Data brokerage: All your personal data up for sale for less than a rupee

If data is the new oil, then there is a gigantic oil spill all around you. Your personal data — be it your residential address, your phone number, email id, details of what you bought online, age, marital status, income and profession — is all up for sale. Most of this personal data is sold for less than a rupee per person — the cost of a chewing gum.

‘Data Brokers’ hawk their services on online listings and sell personal information. For anywhere between Rs 10,000 and Rs 15,000,data of up to 1 lakh people.

The lists up for sale are creative and granular. One data broker said he could get lists of high net worth individuals, salaried people, credit card holders, car owners and retired women in any given vicinity.

Some brokers sent free samples: excel sheets with personal data of people in Bengaluru, split by address and income profiles.

eBay said it takes data security and privacy of buyers and sellers on its platform very seriously. An Amazon spokesperson said the company was not aware of any data leak or any data being sold from their end, adding that any such case brought to their notice will be dealt with strictly to ensure customer data protection.

HDFC Bank and Axis Bank both said they work on educating customers about the importance of protecting private or personal details, as well as safe banking practices. “We can’t confirm the authenticity of the data shared with you by the data brokers and would urge people to highlight to us if they come across instances like this for us to take it up with the relevant authorities,” an Axis Bank spokesperson said.

The obvious question to ask is: where are these brokers getting the data from? “Most of the data is sold to us by mobile service providers, agents from hospitals and banks, loan agents, car dealers,” an executive from an NCR-based data broker said.

To be sure, data broking isn’t illegal but it does work in a grey zone. A 2014 US Federal Trade Commission report identified data brokers as companies that “obtain and share vast amount of consumer information, typically behind the scenes, without consumer knowledge.”

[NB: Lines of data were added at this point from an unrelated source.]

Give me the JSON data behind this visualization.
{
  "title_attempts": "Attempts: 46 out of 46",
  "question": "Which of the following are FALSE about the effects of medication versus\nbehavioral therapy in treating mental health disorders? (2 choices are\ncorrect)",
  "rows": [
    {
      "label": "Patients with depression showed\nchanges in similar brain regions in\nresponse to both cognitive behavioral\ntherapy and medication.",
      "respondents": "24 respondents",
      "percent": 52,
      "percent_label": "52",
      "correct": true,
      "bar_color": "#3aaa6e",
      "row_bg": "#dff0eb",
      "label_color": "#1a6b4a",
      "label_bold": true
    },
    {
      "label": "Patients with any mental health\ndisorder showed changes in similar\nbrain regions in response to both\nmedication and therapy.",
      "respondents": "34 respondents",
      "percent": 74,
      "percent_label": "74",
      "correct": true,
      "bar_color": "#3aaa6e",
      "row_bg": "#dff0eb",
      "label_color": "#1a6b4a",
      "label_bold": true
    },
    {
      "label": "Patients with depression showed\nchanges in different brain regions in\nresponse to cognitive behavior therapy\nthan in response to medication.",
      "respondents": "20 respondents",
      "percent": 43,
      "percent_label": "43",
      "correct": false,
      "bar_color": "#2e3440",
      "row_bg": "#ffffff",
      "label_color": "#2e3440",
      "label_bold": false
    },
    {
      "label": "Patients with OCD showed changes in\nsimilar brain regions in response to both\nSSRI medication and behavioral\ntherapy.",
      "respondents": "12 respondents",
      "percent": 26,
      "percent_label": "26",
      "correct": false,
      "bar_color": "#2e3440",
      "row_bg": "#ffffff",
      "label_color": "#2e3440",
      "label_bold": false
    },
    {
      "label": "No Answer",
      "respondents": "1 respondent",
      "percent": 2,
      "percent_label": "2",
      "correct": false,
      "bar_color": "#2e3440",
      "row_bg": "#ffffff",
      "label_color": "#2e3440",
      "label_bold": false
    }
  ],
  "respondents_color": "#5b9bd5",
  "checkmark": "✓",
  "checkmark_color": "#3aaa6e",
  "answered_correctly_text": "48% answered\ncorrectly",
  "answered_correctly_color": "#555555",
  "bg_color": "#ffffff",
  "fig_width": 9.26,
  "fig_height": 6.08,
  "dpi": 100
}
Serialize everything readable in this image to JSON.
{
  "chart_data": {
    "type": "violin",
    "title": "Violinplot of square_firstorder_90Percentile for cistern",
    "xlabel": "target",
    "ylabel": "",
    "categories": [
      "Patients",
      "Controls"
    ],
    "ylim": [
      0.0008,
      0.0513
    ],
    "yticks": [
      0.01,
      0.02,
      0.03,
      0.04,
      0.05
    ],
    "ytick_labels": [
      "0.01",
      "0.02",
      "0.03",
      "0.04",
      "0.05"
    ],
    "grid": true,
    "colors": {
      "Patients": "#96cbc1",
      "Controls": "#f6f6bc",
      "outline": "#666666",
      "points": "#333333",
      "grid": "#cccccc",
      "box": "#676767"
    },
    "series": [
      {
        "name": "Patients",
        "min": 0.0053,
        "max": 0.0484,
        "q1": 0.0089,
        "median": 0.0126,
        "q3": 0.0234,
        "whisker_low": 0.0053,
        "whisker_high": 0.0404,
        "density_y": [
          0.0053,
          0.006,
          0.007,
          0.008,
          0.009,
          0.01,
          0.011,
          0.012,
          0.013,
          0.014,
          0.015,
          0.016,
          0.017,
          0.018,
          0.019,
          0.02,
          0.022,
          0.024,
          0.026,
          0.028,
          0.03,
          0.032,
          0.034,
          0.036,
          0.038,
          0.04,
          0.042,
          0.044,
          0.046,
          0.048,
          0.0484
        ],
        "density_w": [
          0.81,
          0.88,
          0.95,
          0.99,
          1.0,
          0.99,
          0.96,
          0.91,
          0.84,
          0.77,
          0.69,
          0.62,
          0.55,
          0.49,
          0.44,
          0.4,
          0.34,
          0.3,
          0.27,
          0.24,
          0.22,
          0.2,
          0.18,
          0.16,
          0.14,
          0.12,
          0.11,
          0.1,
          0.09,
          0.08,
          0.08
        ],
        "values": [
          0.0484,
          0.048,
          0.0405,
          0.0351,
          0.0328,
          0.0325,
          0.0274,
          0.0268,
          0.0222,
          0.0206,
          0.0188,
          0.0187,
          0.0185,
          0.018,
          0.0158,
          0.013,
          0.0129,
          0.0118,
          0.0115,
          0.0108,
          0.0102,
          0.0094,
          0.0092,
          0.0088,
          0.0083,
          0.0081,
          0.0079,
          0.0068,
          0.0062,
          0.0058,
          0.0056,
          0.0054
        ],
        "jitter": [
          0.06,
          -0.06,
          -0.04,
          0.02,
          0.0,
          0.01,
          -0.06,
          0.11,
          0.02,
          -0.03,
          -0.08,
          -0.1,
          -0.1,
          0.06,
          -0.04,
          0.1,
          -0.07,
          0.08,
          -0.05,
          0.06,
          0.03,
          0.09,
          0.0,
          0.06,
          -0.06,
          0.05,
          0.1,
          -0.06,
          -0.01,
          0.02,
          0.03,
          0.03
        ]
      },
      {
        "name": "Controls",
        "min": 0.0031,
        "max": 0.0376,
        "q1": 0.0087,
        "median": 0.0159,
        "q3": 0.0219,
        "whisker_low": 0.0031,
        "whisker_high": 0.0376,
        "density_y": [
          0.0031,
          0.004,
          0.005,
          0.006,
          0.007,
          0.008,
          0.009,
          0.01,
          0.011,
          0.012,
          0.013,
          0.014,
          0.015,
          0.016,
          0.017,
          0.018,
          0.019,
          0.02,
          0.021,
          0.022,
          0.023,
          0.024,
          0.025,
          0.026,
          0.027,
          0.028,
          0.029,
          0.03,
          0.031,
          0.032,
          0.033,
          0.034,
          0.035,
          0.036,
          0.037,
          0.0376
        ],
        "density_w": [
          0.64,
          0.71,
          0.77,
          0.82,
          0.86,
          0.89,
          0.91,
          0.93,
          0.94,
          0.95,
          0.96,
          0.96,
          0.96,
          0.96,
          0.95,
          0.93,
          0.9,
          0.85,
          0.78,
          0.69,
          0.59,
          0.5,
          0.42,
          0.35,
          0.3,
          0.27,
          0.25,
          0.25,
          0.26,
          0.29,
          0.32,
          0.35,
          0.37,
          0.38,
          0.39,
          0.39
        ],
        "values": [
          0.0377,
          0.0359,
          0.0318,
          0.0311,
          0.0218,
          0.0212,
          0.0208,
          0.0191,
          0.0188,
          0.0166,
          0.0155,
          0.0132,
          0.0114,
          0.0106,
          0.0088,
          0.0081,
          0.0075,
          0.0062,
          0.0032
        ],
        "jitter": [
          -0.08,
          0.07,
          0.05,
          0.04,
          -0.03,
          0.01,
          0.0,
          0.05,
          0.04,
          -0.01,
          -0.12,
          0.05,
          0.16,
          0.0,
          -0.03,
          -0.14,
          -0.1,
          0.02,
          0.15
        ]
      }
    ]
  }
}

“Globally, data broking is an approximately $200-billion industry. Marketing products generate over 50% revenue, followed by risk mitigation, which constitutes approximately 45% of the revenue, and, finally, people search constitutes the remainder.”

The FTC report cited earlier said “data brokers operate with a fundamental lack of transparency,” and asked US lawmakers to consider enacting legislation to give consumers greater control over the immense amount of personal information about them collected and shared by data brokers. India’s IT Act does not specifically address the issue of data brokerage and privacy.

“When you sign up for free discounts, fill out questionnaires, or your clickstream in general, you are giving up all the data voluntarily and agreeing to privacy policies that allow you to do so,” said Mishi Choudhary, executive director of non-profit legal services organisation Software Freedom Law Centre.

The most obvious kind of misuse is of financial data. The Reserve Bank of India registered 8,689 cases of frauds involving credit cards, ATM/debit cards and internet banking up till December 2016. This number was 16,468 in 2015-16. Many of these frauds are perpetrated by scamsters by using freely available personal data to win the confidence of customers to get them to share critical data like CVVs or one-time passwords (OTPs).

However, data brokerage is still at a very nascent stage in India. The market is dominated by larger international players such as Epsilon, Equifax and Experian that offer more sophisticated data sets.

“Increasingly, data from social media sites – much of it unstructured data, such as tweets – is collected for analytics that can help deepen the understanding of consumers.”

Data collected by agencies such US-based Equifax Credit Information Company, who carry out consumer credit reporting, is an example of data contributed by banks and other financial institutions.